Los tiempos han cambiado. Antes utilizábamos habitualmente expresiones malsonantes con toda naturalidad y no necesariamente con malicia (mira cómo vas, si pareces un gitano; qué dices, no seas subnormal; ¿serás maricón?, y un largo etcétera) que hoy son reprobables, aunque a veces, en mi opinión, con excesiva dureza, por lo que tenemos que ir con mucho tiento para no ofender. Yo mismo recuerdo haber contado un chiste entre amigos que le sentó muy mal a una compañera. Desde entonces, voy con pies de plomo y me lo pienso dos veces antes de abrir la boca. Pero, por otra parte, la libertad de la que gozamos con la democracia nos lleva a menudo a pasarnos tres pueblos. Hay, por ejemplo, portadas de una revista satírica muy conocida que, aunque los personajes a los que caricaturiza no sean de mi agrado, considero que son muy desafortunadas e incluso desagradables a la vista.

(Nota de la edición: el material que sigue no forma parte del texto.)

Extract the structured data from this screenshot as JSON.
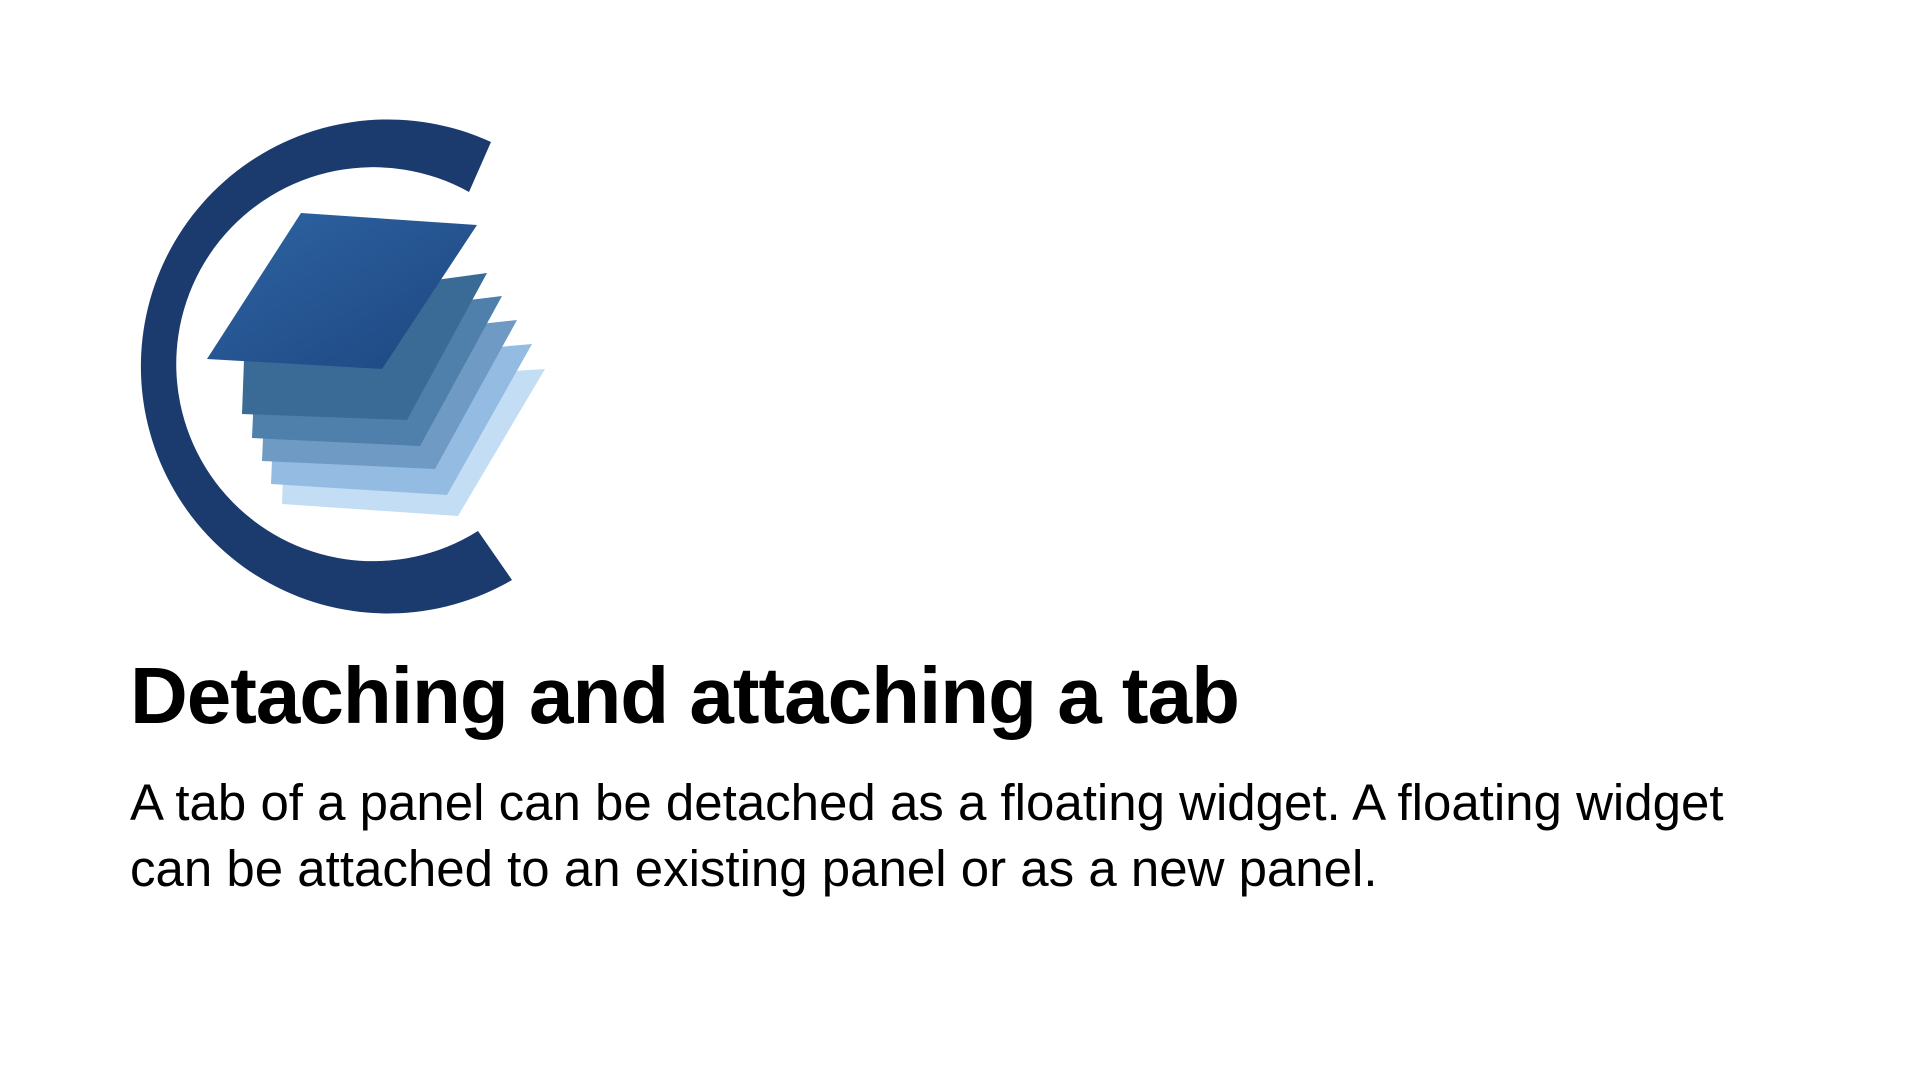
{
  "slide": {
    "title": "Detaching and attaching a tab",
    "description": "A tab of a panel can be detached as a floating widget. A floating widget can be attached to an existing panel or as a new panel."
  },
  "logo": {
    "icon": "stacked-layers-c-logo",
    "colors": {
      "ring": "#1b3a6e",
      "layer_top": "#2a5a96",
      "layer_2": "#3a6b96",
      "layer_3": "#4f7fab",
      "layer_4": "#6e9ac4",
      "layer_5": "#94bce2",
      "layer_6": "#c3ddf5"
    }
  }
}
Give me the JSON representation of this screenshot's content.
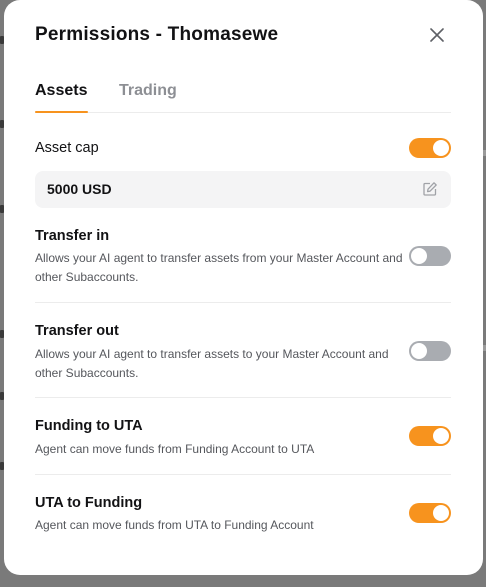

Creo que seguimos teniendo un dilema a la hora de interpretar qué es y hasta dónde llega la libertad de expresión.

Estoy convencido de que, si todos nos comportáramos con respeto para con los demás, no solo seríamos mejores personas, sino que viviríamos en mayor armonía. Posiblemente sea una utopía. Aun así, respeto, por favor.